As an outsourced provider, fund managers make a series of promises to investors. Anything that tempts the promise to be broken is a conflict of interest, according to chief executive of Carne Group, John Donohoe, whose organisation has conducted a survey of institutional investors’ attitudes to conflicts of interest.
In a survey of global allocators of capital with combined $9.5 trillion, conducted by Carne, 90 per cent of respondents said they would like asset management fund boards to consider and address conflicts of interest as a matter of routine.
For some funds managers conflicts have been difficult to hard to understand, but the emphasis by regulators including those in the UK on supply chains has helped defined the impact of those conflicts.
“Every single company promises a certain experience to its customers. Management needs to focus on what that promise is, what might happen to break that, who are the people or what is the supply chain that makes us break that promise – there will be conflicts,” he says. “It becomes easy when you think about it like that.”
The “Dear CEO” letter issued by the UK’s Financial Services Authority, following a review of asset management firms’ enforcement of internal conflicts of interest policies, identified that many had failed to establish an adequate framework for identifying and managing them.
One of the key findings of the FSA’s review was that team culture is central to identifying conflicts of interest. But Donohue believes many asset managers “struggled to get it” when it came to the impact of their culture.
“The “Dear CEO” letter on conflicts of interest is at the heart of governance. If you understand that, then you will meet your promises to investors,” he says. “The reality is there are forces that will try and entice you away from doing the right thing. But people are starting to understand how you keep your promises to investors.”
Donohue believes that an independent board member helps to ensure that decisions are made in favour of the investor not the management. One of the core activities of his firm is providing independent directors to fund boards, typically cross-border funds such as Cayman funds.
“An independent director should be a leading force in that. But not any independent person, competence is a big factor.”
In the Carne “Fund governance and conflicts of interest survey 2013” respondents identified a risk background as critical to a director’s skill. Two years ago when the survey was done, a legal background was the key element.

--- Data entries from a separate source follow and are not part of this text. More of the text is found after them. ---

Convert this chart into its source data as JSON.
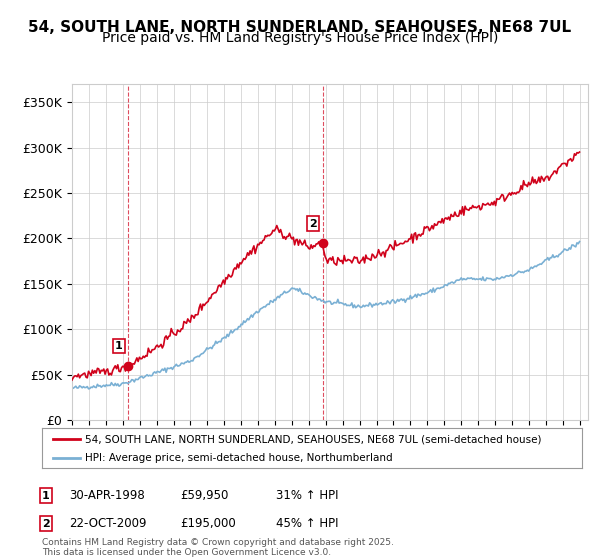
{
  "title": "54, SOUTH LANE, NORTH SUNDERLAND, SEAHOUSES, NE68 7UL",
  "subtitle": "Price paid vs. HM Land Registry's House Price Index (HPI)",
  "ylabel_ticks": [
    "£0",
    "£50K",
    "£100K",
    "£150K",
    "£200K",
    "£250K",
    "£300K",
    "£350K"
  ],
  "ytick_vals": [
    0,
    50000,
    100000,
    150000,
    200000,
    250000,
    300000,
    350000
  ],
  "ylim": [
    0,
    370000
  ],
  "xlim_start": 1995.0,
  "xlim_end": 2025.5,
  "purchase1_x": 1998.33,
  "purchase1_y": 59950,
  "purchase1_label": "1",
  "purchase2_x": 2009.81,
  "purchase2_y": 195000,
  "purchase2_label": "2",
  "purchase1_vline_x": 1998.33,
  "purchase2_vline_x": 2009.81,
  "legend_line1": "54, SOUTH LANE, NORTH SUNDERLAND, SEAHOUSES, NE68 7UL (semi-detached house)",
  "legend_line2": "HPI: Average price, semi-detached house, Northumberland",
  "ann1_date": "30-APR-1998",
  "ann1_price": "£59,950",
  "ann1_hpi": "31% ↑ HPI",
  "ann2_date": "22-OCT-2009",
  "ann2_price": "£195,000",
  "ann2_hpi": "45% ↑ HPI",
  "footer": "Contains HM Land Registry data © Crown copyright and database right 2025.\nThis data is licensed under the Open Government Licence v3.0.",
  "line_color_red": "#d0021b",
  "line_color_blue": "#7ab0d4",
  "background_color": "#ffffff",
  "grid_color": "#cccccc",
  "title_fontsize": 11,
  "subtitle_fontsize": 10
}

“The results showed that you need to identify risks and then you can see where the conflicts occur,” he says.
In the survey the areas of conflicts cited by many investors include:
- Trading error identification and reporting to investment management fund boards
- Investment or other guideline breaches by the investment manager
- Deviation from promised investment strategy and investment risk, including portfolio diversification, eligible assets and liquidity, especially when investment opportunities are scarce or managers are overly optimistic about an investment opportunity.
The survey also revealed that investors were in favour of a global governance framework, and they certainly don’t want more regulation.
There are other groups looking at industry led governance standards including the CFA in its Future of Finance project which is essentially helping managers to become long-term sustainable businesses.
“The key to a sustainable business is to treat your customers and your investors really well. Then everyone wins, including management,” Donohue says. “Good governance is essential for managers to become long-term sustainable businesses. Look after your customers and you look after your business in the long term.”
In the UK it is difficult for investors to point the finger at asset managers when their own governance needs work.
Donohue says pension funds in the UK are like the health system, “everyone knows it’s broken but there are so many conflicts of interest”.
“There are some pension funds that are really well run, but there are many where the trustees don’t have the skills or the board is not run well,” he says.
A pension fund collapsing will be the catalyst for radical reform, he says.
“Again it’s like the health system, a lot of people need to die before there is reform. In 20, 30 or 40 years’ time a lot of employees won’t have much of a pension, this could lead to social unrest and eventually reform.”
There is a difference in the opinions between managers and investors, but Donohue says appointing blame doesn’t solve anything.
“It’s like a marriage, there is difference of opinion. But it is important that blame is not put at the door of the managers. The important thing is to help them in how to run a good marriage. There’s a difference and you need to get to the heart of the difference,” he says.
Independent directors on boards can act as that guidance counsellor for managers.